It's Monday and it definitely feels like one.
I was listening to the radio and they were playing Jackson Browne's The Pretender this morning... which was the perfect song for a day when you've got to just...
"get up and do it again... amen"
I'm dragging... both physically and emotionally. I'm not going into it, but stuff is really getting to me and I'm SO glad I have the distraction of my online class. I'm really feeling good about what's happening there. It's exciting to see the things developing through the activities. It makes me smile and makes me feel good about what I'm doing.
I hope that the people participating are feeling as good about it as I am. It's not an easy process, challenging yourself, going outside your comfort zone... but it's good for us.

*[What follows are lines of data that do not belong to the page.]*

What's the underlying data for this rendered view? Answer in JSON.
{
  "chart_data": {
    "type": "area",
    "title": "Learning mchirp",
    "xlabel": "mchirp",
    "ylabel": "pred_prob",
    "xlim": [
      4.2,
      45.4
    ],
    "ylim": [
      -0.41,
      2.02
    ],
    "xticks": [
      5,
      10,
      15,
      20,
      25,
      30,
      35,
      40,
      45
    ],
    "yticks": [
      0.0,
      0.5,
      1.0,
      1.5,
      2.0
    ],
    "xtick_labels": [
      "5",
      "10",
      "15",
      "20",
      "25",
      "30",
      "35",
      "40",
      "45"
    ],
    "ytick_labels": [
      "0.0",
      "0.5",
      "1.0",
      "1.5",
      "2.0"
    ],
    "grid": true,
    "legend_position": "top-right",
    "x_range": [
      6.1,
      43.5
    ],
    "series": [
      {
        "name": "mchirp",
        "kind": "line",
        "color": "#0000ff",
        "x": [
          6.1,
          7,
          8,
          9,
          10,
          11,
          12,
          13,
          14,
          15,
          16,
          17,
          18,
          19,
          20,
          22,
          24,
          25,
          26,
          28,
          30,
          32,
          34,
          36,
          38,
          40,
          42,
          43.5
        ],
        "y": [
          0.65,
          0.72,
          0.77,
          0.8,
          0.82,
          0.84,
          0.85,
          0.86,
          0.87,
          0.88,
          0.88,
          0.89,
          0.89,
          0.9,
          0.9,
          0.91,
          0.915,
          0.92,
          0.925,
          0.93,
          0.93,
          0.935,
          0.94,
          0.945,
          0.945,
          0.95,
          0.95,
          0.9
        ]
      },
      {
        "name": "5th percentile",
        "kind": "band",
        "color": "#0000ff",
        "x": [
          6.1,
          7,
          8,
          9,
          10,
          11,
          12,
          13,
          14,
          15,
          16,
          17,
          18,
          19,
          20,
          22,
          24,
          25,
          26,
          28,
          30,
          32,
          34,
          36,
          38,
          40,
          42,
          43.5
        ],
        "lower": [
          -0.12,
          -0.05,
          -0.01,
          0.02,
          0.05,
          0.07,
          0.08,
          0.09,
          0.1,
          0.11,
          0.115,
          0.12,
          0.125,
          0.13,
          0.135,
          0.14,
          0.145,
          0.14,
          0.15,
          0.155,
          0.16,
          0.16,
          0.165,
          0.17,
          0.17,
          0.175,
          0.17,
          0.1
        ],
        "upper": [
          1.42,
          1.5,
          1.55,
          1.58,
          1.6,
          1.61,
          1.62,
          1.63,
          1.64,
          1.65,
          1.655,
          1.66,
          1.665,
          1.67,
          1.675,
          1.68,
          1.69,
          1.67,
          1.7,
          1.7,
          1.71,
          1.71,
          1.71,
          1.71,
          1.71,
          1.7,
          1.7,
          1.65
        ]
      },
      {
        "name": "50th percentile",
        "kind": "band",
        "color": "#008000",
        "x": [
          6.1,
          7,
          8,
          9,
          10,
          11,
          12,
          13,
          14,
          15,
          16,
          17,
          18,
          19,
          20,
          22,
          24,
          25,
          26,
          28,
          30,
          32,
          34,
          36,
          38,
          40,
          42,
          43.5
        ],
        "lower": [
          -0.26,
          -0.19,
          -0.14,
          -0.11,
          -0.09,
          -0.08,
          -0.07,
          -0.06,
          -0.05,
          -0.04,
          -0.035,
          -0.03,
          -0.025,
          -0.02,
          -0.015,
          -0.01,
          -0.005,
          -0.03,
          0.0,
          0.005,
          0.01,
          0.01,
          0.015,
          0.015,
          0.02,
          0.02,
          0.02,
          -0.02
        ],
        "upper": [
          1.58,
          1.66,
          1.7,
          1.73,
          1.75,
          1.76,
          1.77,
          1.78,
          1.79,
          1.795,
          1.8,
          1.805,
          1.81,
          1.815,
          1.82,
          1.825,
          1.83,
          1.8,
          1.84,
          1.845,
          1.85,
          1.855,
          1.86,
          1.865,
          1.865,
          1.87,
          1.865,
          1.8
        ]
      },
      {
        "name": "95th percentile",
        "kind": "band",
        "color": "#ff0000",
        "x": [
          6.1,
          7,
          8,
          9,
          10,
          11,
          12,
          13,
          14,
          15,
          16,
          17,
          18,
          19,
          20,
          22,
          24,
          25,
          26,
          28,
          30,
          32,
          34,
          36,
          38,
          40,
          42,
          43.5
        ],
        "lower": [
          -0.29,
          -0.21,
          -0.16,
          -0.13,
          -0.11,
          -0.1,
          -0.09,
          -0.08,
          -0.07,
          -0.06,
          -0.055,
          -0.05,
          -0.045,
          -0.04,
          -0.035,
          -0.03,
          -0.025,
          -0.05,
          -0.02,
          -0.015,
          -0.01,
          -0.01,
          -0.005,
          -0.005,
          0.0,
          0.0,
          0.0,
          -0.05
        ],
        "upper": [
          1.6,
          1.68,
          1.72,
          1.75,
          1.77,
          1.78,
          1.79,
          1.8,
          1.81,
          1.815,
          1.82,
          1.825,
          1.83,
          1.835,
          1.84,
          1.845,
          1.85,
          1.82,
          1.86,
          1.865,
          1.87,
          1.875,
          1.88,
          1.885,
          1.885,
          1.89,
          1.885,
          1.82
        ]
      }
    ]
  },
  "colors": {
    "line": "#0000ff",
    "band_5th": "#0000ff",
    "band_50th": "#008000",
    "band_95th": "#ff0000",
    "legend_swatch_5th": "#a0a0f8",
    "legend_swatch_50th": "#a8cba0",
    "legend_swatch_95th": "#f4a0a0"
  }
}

I've got an assignment bead to work on this week and I'm hoping to find time before Friday. I'm out of town for the weekend, so I need to make sure that I've got it done before I go. It's a really interesting assignment (if I do say so myself) and I can't wait to see how people interpret it. It's more esoteric and emotional in nature than the other assignments, so it's either going to be a hit or a bomb. I've not done this one before in one of my classes, so this is a test. I think it could be really cool though... so hopefully it won't be a bomb.
ok... need to go "struggle for the legal tender" in the words of Mr. Browne.
tiny blah blah blah...
coffee - no, but I probably should have. I'm trying to eliminate starbucks from my daily routine to save money and just prove that i'm stronger than my habit... BUT it's not going so well.
music - no... I turned it off after Jackson Browne was on. I like that song and it's sort of haunting, so I've just got it on "repeat" in my head.